Please note: This content is provided for the purpose of general information only and is not a substitute for legal advice.
There are various statutes prohibiting discrimination against persons with disabilities that may apply to employers in Canada:
The Canadian Charter of Rights and Freedoms applies to government action and legislation.
The Canadian Human Rights Act applies to federally regulated employers, including the federal government, Crown corporations, Canada Post, chartered banks, national airlines, inter-provincial communications and telephone companies, inter-provincial transportation companies and other federally regulated industries.
Provincial Human Rights Codes apply to provincially regulated employers.
The Employment Equity Act applies to federally regulated employers.
There are other statutes that may also be relevant. Ontario has taken the human rights issue a step further with the enactment of the Accessibility for Ontarians with Disabilities Act, 2005 (AODA) which was passed on June 13, 2005.

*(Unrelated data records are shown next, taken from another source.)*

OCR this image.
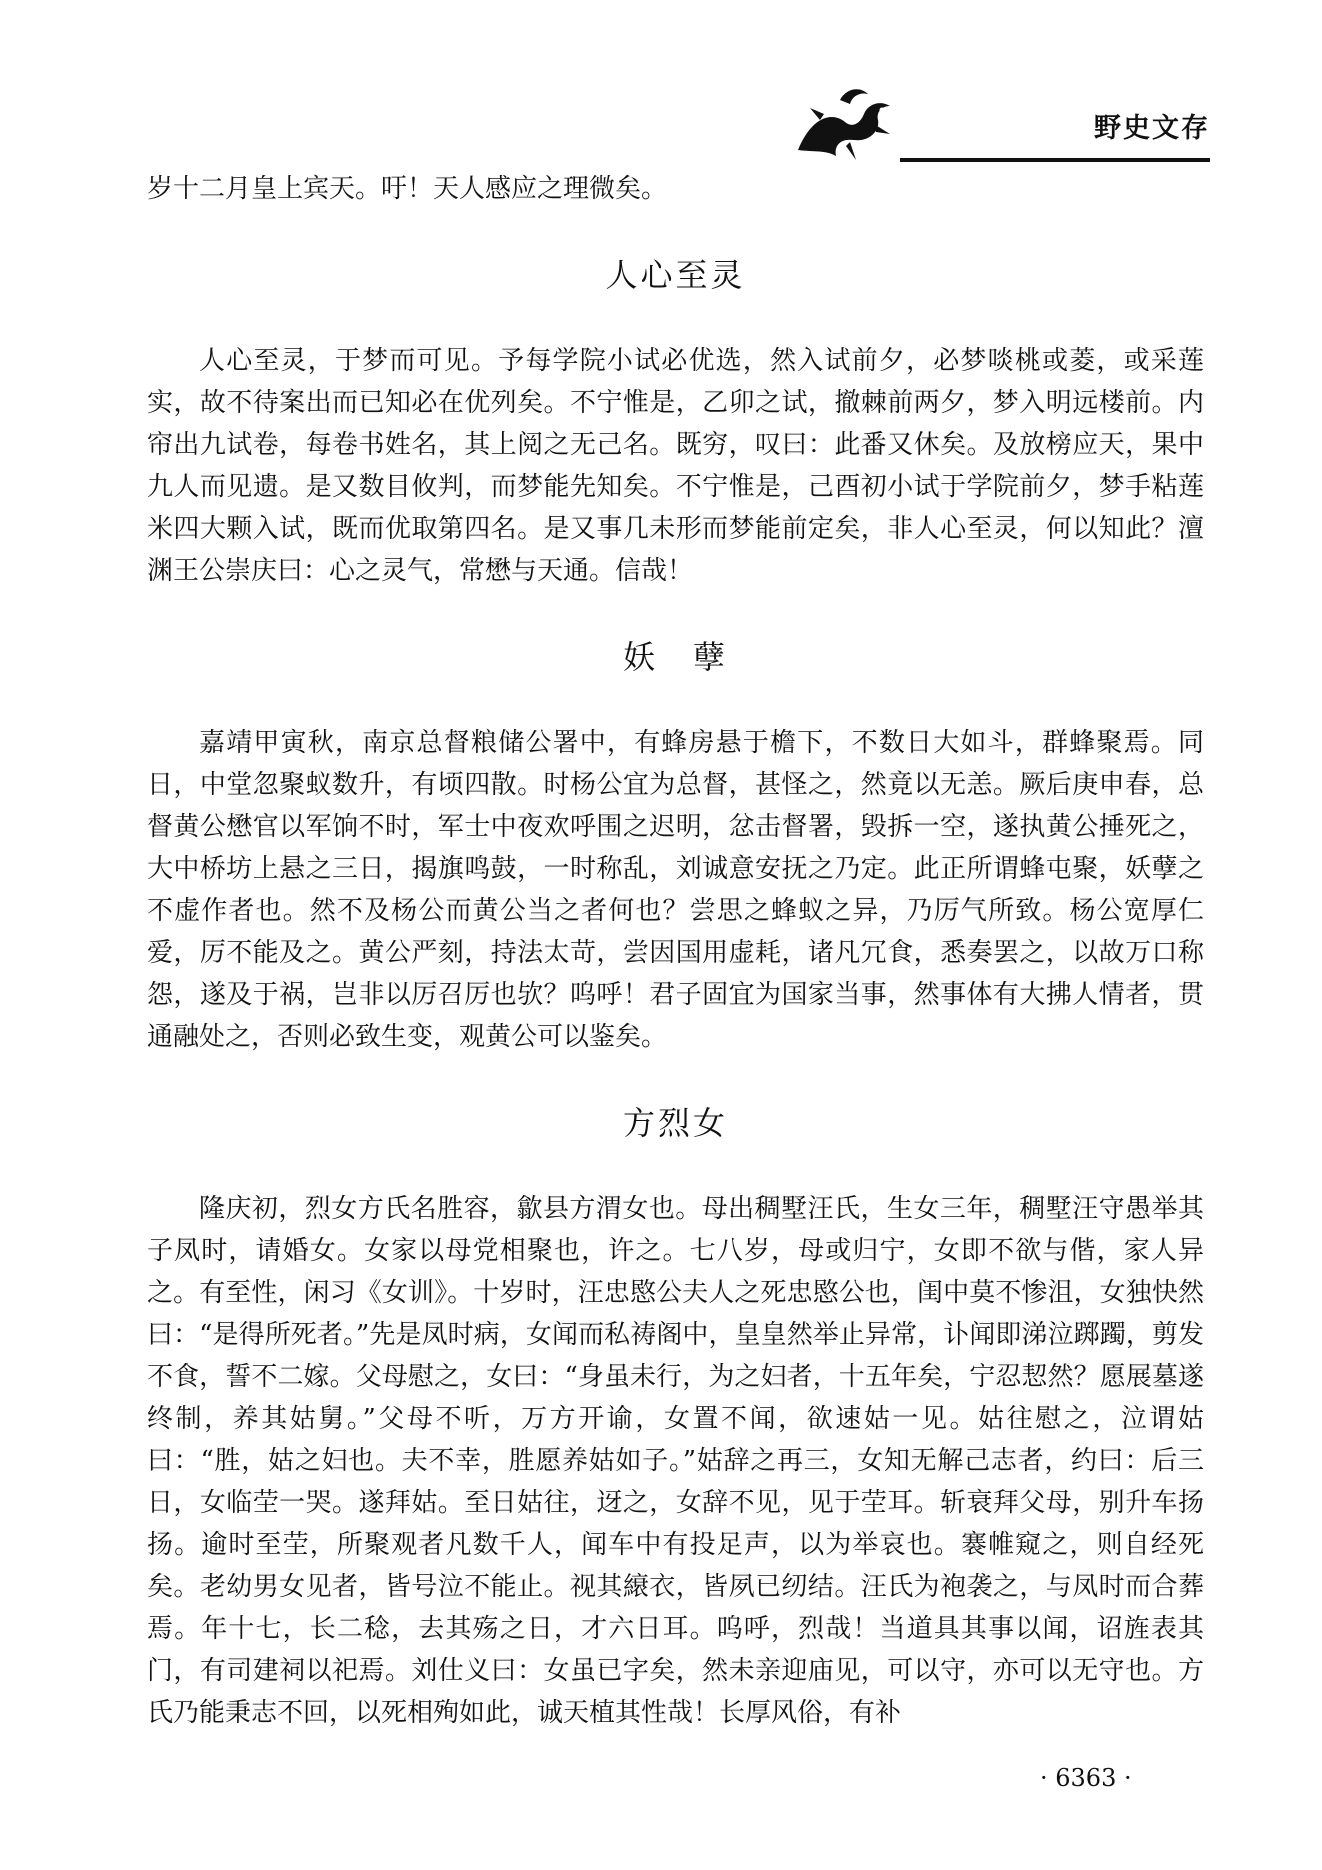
野史文存

岁十二月皇上宾天。吁！天人感应之理微矣。

人心至灵

人心至灵，于梦而可见。予每学院小试必优选，然入试前夕，必梦啖桃或菱，或采莲实，故不待案出而已知必在优列矣。不宁惟是，乙卯之试，撤棘前两夕，梦入明远楼前。内帘出九试卷，每卷书姓名，其上阅之无己名。既穷，叹曰：此番又休矣。及放榜应天，果中九人而见遗。是又数目攸判，而梦能先知矣。不宁惟是，己酉初小试于学院前夕，梦手粘莲米四大颗入试，既而优取第四名。是又事几未形而梦能前定矣，非人心至灵，何以知此？澶渊王公崇庆曰：心之灵气，常懋与天通。信哉！

妖　孽

嘉靖甲寅秋，南京总督粮储公署中，有蜂房悬于檐下，不数日大如斗，群蜂聚焉。同日，中堂忽聚蚁数升，有顷四散。时杨公宜为总督，甚怪之，然竟以无恙。厥后庚申春，总督黄公懋官以军饷不时，军士中夜欢呼围之迟明，忿击督署，毁拆一空，遂执黄公捶死之，大中桥坊上悬之三日，揭旗鸣鼓，一时称乱，刘诚意安抚之乃定。此正所谓蜂屯聚，妖孽之不虚作者也。然不及杨公而黄公当之者何也？尝思之蜂蚁之异，乃厉气所致。杨公宽厚仁爱，厉不能及之。黄公严刻，持法太苛，尝因国用虚耗，诸凡冗食，悉奏罢之，以故万口称怨，遂及于祸，岂非以厉召厉也欤？呜呼！君子固宜为国家当事，然事体有大拂人情者，贯通融处之，否则必致生变，观黄公可以鉴矣。

方烈女

隆庆初，烈女方氏名胜容，歙县方渭女也。母出稠墅汪氏，生女三年，稠墅汪守愚举其子凤时，请婚女。女家以母党相聚也，许之。七八岁，母或归宁，女即不欲与偕，家人异之。有至性，闲习《女训》。十岁时，汪忠愍公夫人之死忠愍公也，闺中莫不惨沮，女独快然曰：“是得所死者。”先是凤时病，女闻而私祷阁中，皇皇然举止异常，讣闻即涕泣踯躅，剪发不食，誓不二嫁。父母慰之，女曰：“身虽未行，为之妇者，十五年矣，宁忍恝然？愿展墓遂终制，养其姑舅。”父母不听，万方开谕，女置不闻，欲速姑一见。姑往慰之，泣谓姑曰：“胜，姑之妇也。夫不幸，胜愿养姑如子。”姑辞之再三，女知无解己志者，约曰：后三日，女临茔一哭。遂拜姑。至日姑往，迓之，女辞不见，见于茔耳。斩衰拜父母，别升车扬扬。逾时至茔，所聚观者凡数千人，闻车中有投足声，以为举哀也。褰帷窥之，则自经死矣。老幼男女见者，皆号泣不能止。视其縗衣，皆夙已纫结。汪氏为袍袭之，与凤时而合葬焉。年十七，长二稔，去其殇之日，才六日耳。呜呼，烈哉！当道具其事以闻，诏旌表其门，有司建祠以祀焉。刘仕义曰：女虽已字矣，然未亲迎庙见，可以守，亦可以无守也。方氏乃能秉志不回，以死相殉如此，诚天植其性哉！长厚风俗，有补

· 6363 ·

The purpose of the AODA, 2005, is to achieve accessibility for Ontarians with disabilities with respect to goods, services, facilities, accommodation, employment, buildings, structures and premises on or before January 1, 2025, by developing, implementing and enforcing accessibility standards. The Act also provides for the involvement of people with disabilities, representatives of the private sector of the economy and the Government of Ontario in the development of accessibility standards (Section 1).
Every province has some type of legislation that governs workplace health and safety.
The scope of the legislation may vary significantly by jurisdiction. This type of legislation may include restrictions on hours of work, on discipline for absenteeism, on employee benefits and, in some cases, may create entitlements to leave for pregnancy, childbirth, or family emergency. Legislation in this category also includes public insurance plans that cover workplace injury.